From Bugzilla Helper:
User-Agent: Mozilla/5.0 (X11; U; Linux i686; en-US; rv:1.0.2) Gecko/20030716
Description of problem:
I have been battling a boot time file system error bug that looks just like a
problem with /etc/rc.d/init.d/random. Hah... at the present state of my tests I
think I have a two bit error on one memory address.
So here is the story.
During bootup, after setting hostname, system stops with "/" root partition file
Running e2fsck /dev/hdb8 (my / partition) has returned several kinds of errors.
The failure last night was:
/ contains a file system with errors
/ duplicate blocks found
/: File /var/lib/rpm/Basenames (inode #254766, mod time Wed Aug 13 10:31:25 2003)
has 1 duplicate block shared with 1 file:
/: <filesystem metadata>
The mod time above is about the time I was running the Red Hat up2date rpm
A previous boot time / filesystem error was reported as
"Holes" in various files, holes with a pattern of byte offsets that
look a lot like alternate superblock location... ~16k, 32768, 98304 etc.
E2fsck would report a bunch of holes in one file, then it would it would give an
error report, and then report a bunch of holes in another file
Specific files with damage repaired manually at boot time were:
Each file had holes reported at ~16k byte intervals.
I started searching for a malicious program running "dd ".
Nothing has changed in the dd entries of /var/log/messages over the past 3 months.
Using a find & grep against the entire hard disk, I can't find any plain text
malicious invocations of dd.
Pretty much, the only plaintext shell script running dd on my system is
My running copy of random passed the rpm signature verification and file
verification test provided for the initscripts package.
Manual runs of /etc/rc.d/init.d/random are all OK.
The "stop" block invocation of "dd " seems to have the wrong out= and in= sense
so I edited the dd statement in the stop block.
I am still getting root "/" filesystem damage.
Using the memory test on the lnx-bbc.org bootable business card, I detected a
consistent memory error of 2 bits at 590.6 mb. Two months ago I added 512 Meg of
memory to my existing 256 Meg.
The memory error is in the 256 Meg simm.
I pulled the simm memory module with the error out.
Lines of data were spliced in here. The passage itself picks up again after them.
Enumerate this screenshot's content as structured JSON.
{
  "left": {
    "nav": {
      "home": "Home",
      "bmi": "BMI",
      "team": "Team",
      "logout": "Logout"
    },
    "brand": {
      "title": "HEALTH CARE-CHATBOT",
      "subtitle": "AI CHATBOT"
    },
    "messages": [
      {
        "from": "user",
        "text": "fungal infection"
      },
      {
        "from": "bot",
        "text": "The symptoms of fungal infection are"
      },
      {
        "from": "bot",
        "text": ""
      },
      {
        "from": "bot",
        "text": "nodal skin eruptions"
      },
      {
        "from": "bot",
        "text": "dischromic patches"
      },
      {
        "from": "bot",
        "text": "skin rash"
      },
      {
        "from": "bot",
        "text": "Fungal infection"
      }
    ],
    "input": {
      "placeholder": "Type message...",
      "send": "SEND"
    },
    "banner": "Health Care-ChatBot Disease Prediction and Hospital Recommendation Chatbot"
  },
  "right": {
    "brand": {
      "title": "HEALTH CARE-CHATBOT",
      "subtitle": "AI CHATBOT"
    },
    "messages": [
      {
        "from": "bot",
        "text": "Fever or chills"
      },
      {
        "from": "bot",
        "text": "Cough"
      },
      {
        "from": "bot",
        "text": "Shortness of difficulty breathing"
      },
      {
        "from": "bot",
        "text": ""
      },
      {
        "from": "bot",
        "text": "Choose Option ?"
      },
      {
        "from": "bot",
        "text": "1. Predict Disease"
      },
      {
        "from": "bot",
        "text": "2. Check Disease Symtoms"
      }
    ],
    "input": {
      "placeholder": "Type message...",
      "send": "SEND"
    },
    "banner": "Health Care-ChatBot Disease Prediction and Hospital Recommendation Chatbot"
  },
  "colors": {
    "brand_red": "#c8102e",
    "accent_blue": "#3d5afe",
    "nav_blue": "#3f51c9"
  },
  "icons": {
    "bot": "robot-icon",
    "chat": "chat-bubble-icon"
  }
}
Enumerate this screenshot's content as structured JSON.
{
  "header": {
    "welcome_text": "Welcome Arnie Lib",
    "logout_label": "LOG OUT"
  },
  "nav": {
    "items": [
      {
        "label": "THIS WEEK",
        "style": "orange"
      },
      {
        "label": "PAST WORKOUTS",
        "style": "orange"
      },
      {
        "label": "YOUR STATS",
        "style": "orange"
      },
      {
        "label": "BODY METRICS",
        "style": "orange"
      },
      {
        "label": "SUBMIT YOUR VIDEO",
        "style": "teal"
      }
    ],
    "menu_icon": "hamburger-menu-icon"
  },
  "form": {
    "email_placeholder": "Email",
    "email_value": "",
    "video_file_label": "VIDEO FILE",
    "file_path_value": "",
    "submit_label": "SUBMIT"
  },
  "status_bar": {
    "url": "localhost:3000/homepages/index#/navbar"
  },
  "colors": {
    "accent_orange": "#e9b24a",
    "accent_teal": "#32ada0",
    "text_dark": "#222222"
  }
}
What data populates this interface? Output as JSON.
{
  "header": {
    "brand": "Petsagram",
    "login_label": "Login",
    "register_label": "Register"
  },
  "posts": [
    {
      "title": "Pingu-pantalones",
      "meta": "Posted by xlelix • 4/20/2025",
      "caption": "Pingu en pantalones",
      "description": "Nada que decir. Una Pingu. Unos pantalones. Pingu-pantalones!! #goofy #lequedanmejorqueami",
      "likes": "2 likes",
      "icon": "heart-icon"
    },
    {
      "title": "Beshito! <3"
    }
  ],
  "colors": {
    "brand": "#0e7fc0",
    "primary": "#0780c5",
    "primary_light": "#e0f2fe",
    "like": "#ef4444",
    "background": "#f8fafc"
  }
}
If the memory error is the source of the disk errors then I propose that Red Hat
add a memtest program to the Distribution. Red Hat should add a memory test to
the "troubleshooting flow chart".
Version-Release number of selected component (if applicable):
Steps to Reproduce:
1.Execute /etc/rc.d/init.d/random stop ... then same with start
2.Shutdown system and run e2fsck on the / partition. /dev/hdb8 on my system.
Actual Results: The random shell script works just fine.
It is hard to tell of the "/" partition is unmounted before random actually
writes to it at shutdown time.
How could two bad bits at the 590.6 mb point actually cause damage to the root
I removed the bad SIMM, to see if that removes the root file system damage
The "holes" I saw at approx 16K byte intervals might be chunks of swapfile? Bits
10 and 9 set to zero in a 16 bit address?
How could I load dummy stuff into memory to put a known file right on top of the
bad bits in question?
The host computer is a 700 mhz Athlon, with 512Meg memory, 3 hard disks and 1
CD-R/RW, 1 floppy. The installation is a "workstation with a /home partition
that has been used for about 5 years now.
I regularly use the up2date utility.
Uname -a is:
Linux familybox 2.4.20-19.8 #1 Tue Jul 15 14:59:09 EDT 2003 i686 athlon i386
Memtest is on current development rescue images.
There's nothing you can do in general to deal with bad memory; there are some
patches that allow you to map around some bad bits, but it's not 100%
guaranteed. This currently does appear to be a hardware problem for you, though.